Eyes: Look at her body language:

She is able to do a lot more at the start of labor. As it progress she only wants to do what she must, has curled toes, stands on one leg, starts to flush, has goose bumps around the hips and thighs, may shiver. Towards the end when her cervix is almost all open, she has heavy show, she has a crease at her pubic area and has what is referred to as the ‘bottom line’ a purple line that runs along the natal cleft. She may want to be alone and probably not touched, and can get pretty emotional.


Nose: The smell of Birth:

This is sure hard to explain but it is a familiar smell that can be picked when a Mum’s cervix is 6cm open or more. Some  midwives describe it as a heavy, dusky smell, could be almost similar to that of the water but different. This smell becomes stronger as the cervix opens and is sometimes referred to as ‘the smell of newness’.

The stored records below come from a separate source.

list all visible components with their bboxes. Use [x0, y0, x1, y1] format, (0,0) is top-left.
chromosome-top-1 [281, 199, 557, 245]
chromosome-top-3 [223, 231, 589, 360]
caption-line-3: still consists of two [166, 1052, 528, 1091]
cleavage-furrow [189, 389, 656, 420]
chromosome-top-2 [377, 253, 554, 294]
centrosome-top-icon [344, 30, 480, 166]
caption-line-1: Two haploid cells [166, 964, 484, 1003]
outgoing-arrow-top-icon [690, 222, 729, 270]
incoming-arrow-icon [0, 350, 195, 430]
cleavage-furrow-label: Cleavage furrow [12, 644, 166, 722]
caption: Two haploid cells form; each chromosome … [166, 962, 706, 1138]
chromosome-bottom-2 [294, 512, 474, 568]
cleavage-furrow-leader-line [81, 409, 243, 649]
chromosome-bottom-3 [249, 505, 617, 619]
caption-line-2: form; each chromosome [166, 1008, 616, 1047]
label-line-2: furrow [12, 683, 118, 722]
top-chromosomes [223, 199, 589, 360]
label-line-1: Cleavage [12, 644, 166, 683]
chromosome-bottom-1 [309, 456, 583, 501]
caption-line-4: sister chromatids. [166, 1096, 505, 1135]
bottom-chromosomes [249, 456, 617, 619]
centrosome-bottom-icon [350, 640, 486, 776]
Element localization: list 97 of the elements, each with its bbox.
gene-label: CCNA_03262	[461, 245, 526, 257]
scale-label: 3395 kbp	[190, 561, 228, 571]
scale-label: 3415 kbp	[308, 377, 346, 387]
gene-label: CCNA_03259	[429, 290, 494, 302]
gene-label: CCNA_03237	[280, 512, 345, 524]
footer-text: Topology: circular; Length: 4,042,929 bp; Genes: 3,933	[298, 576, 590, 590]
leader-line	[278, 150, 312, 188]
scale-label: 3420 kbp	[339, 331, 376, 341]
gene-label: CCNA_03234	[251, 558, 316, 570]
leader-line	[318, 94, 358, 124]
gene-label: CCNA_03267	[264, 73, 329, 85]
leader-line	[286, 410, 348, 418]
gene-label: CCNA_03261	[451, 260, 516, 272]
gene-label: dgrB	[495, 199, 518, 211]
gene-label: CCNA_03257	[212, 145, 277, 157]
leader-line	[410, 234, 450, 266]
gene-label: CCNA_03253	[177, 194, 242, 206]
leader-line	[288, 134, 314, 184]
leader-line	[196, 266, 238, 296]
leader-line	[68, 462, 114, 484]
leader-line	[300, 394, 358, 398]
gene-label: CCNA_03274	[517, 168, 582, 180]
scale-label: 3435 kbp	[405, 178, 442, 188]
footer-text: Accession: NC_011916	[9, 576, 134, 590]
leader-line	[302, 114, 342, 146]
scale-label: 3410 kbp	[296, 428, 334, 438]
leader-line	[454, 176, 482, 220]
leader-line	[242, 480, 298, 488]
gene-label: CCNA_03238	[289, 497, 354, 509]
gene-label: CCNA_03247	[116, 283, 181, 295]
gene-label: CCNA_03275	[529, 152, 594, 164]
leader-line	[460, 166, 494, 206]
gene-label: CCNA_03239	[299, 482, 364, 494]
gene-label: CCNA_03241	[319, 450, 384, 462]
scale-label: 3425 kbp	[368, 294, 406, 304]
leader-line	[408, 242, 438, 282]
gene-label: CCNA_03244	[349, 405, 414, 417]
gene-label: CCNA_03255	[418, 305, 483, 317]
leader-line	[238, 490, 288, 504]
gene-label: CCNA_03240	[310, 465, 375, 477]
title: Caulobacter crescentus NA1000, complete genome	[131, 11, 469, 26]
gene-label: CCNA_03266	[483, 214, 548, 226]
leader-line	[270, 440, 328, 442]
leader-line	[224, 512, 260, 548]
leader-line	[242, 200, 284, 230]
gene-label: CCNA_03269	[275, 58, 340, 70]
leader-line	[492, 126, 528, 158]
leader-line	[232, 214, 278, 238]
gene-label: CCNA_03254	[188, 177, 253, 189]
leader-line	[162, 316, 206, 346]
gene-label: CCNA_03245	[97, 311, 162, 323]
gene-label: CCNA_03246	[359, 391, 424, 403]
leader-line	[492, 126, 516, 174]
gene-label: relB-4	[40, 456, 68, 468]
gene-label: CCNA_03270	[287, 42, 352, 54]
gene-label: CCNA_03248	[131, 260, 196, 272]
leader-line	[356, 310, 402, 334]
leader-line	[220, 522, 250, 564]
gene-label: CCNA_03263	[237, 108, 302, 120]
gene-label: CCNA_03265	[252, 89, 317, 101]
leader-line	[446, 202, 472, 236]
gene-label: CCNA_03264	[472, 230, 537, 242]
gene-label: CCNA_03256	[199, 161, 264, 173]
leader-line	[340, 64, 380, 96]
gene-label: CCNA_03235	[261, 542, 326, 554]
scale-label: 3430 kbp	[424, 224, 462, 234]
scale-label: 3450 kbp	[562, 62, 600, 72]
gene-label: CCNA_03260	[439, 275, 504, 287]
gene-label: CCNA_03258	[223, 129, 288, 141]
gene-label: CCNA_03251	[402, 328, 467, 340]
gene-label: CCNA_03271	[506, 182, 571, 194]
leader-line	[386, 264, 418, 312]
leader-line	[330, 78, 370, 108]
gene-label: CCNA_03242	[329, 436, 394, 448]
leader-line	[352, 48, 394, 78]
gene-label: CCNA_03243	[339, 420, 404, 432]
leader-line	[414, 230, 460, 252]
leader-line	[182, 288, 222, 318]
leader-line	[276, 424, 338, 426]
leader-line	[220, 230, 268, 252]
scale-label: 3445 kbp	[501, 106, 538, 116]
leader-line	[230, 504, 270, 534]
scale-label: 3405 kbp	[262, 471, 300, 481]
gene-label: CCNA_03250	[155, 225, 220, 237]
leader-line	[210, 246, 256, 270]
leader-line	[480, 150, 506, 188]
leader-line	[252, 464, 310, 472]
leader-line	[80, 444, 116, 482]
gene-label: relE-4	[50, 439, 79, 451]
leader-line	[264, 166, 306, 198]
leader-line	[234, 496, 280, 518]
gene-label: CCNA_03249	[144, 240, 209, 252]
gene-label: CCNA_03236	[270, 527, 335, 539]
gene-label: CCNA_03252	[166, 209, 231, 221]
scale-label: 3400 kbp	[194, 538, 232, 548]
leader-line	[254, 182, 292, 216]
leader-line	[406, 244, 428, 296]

Mouth: Engage her in conversation:

At the beginning, she takes and follows guidance easily. As labor progresses, she will have a harder time following guidance. At the end, which I like to jokingly call the ‘shut up moment’, she is unable to make any decision and may be unable to follow instructions too.




Touch: Tummy size:

At the start of labor, the top of her tummy appears low and the contractions are tight but the skin not so taught. Towards the end, the fundus is high as the top of the uterus pulls up with every contraction and if she allows you to touch her tummy, the muscles are really taught.



There are definite times when a Vaginal examination is required. This is when there is suspicion that something is not right with the Mother and/or baby or with the progress. The vaginal examination is to help with the decision making as to what steps are to be taken next.